I cannot say enough about how much I enjoyed this story. I was immediately drawn into Johnsey’s story, there is so much sadness about his life, but there were so many uplifting moments as well. I was lost in Johnsey’s perpetual state of sadness. But do not take that the wrong way – this was a splendid read – one where I wanted to just reach in and give that sad, sorry man a great big gigantic hug.

Ryan writes with superb description, really with heartbreaking description of a man steeped in loneliness, despair and a victim of intense and lifelong bullying. Johnsey is just this poor, sad and lonely man that means no harm to anyone, he’s just trying to honour his parents memory and their farm and figuring out what in the world he’s supposed to do now that they are gone. Ryan writes about this man’s conflicted state of mind so eloquently it moves you many times over.

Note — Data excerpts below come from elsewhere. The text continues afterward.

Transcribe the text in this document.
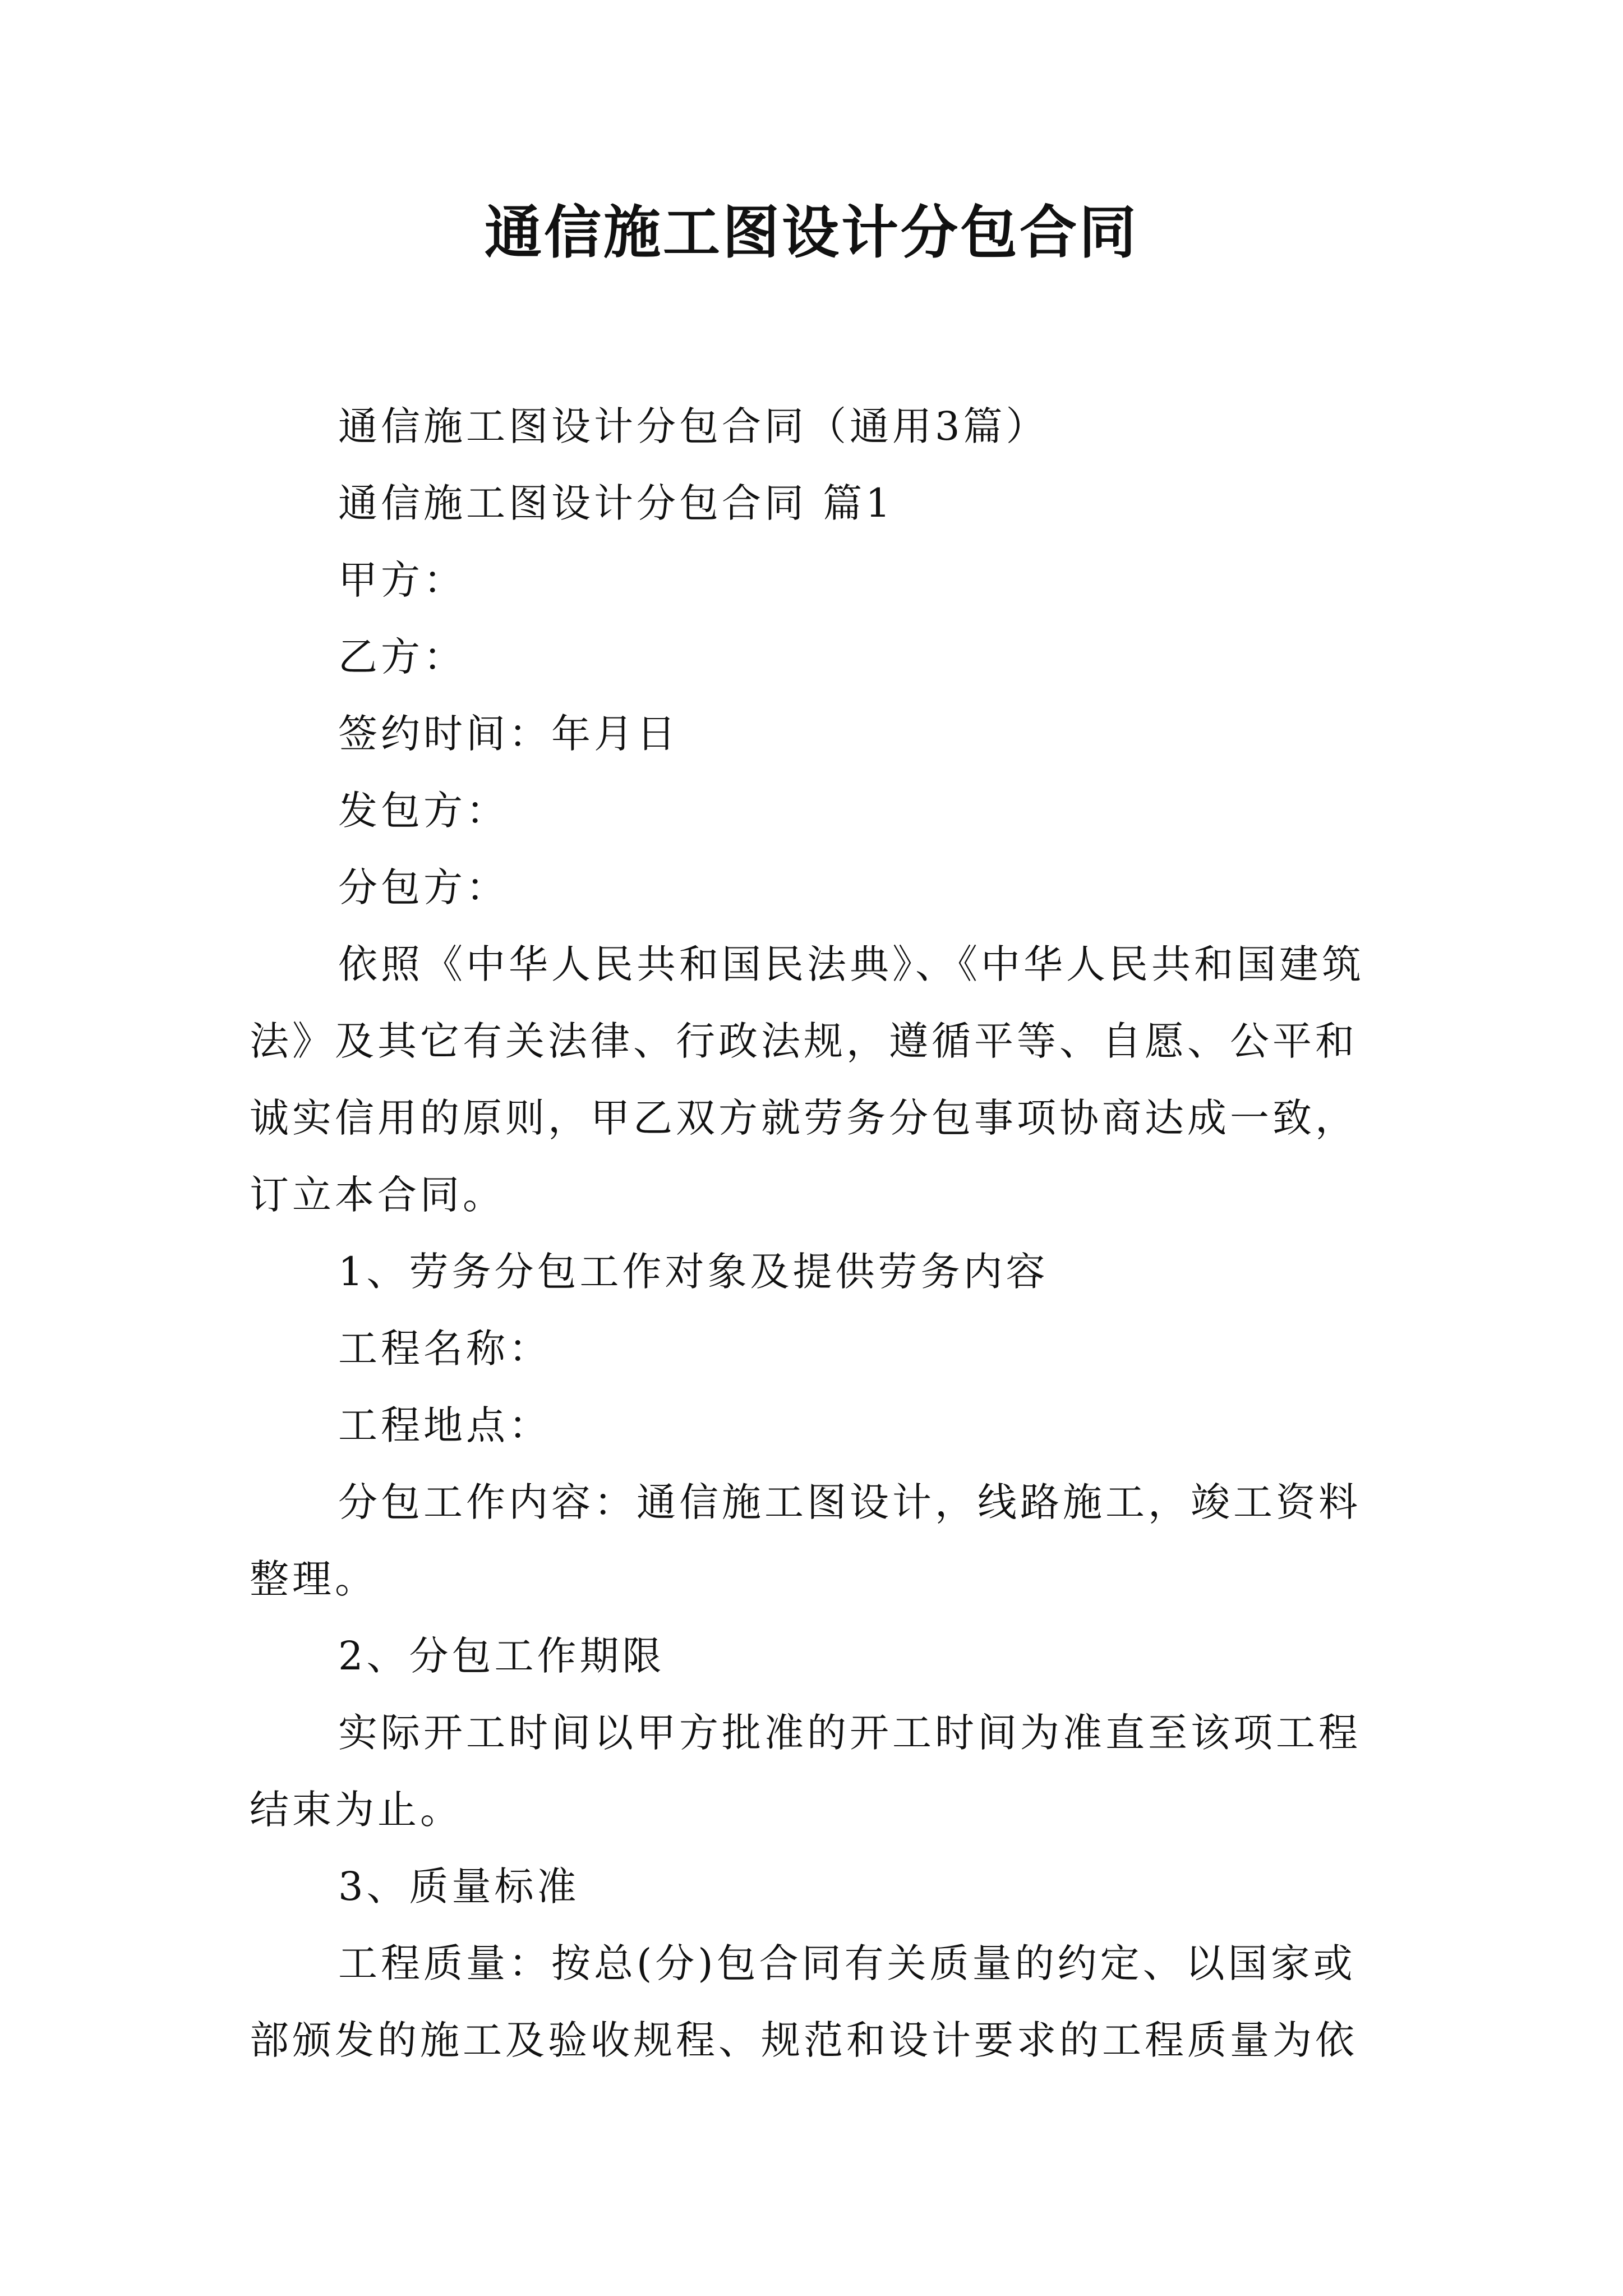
通信施工图设计分包合同

通信施工图设计分包合同（通用3篇）

通信施工图设计分包合同 篇1

甲方：

乙方：

签约时间：年月日

发包方：

分包方：

依照《中华人民共和国民法典》、《中华人民共和国建筑法》及其它有关法律、行政法规，遵循平等、自愿、公平和诚实信用的原则，甲乙双方就劳务分包事项协商达成一致，订立本合同。

1、劳务分包工作对象及提供劳务内容

工程名称：

工程地点：

分包工作内容：通信施工图设计，线路施工，竣工资料整理。

2、分包工作期限

实际开工时间以甲方批准的开工时间为准直至该项工程结束为止。

3、质量标准

工程质量：按总(分)包合同有关质量的约定、以国家或部颁发的施工及验收规程、规范和设计要求的工程质量为依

If you are not so concerned about reading a book containing a strong plot, then I highly recommend The Thing About December. I hope you would lose yourself for a time in the world occupied by Johnsey, because as sad as it is, there was something still very uplifting, kind and gentle about it, and Donal Ryan paints this man’s life with great vivid details.

(I was thinking that perhaps this one would make the Longlist for the Man Booker Prize 2014, but sadly, it did not.)

Thank you very, very much to Netgalley and Steerforth Press for granting us access to The Thing About December. It’s a haunting story and one that I miss, as heartbreaking as it was to read of Johnsey’s pain.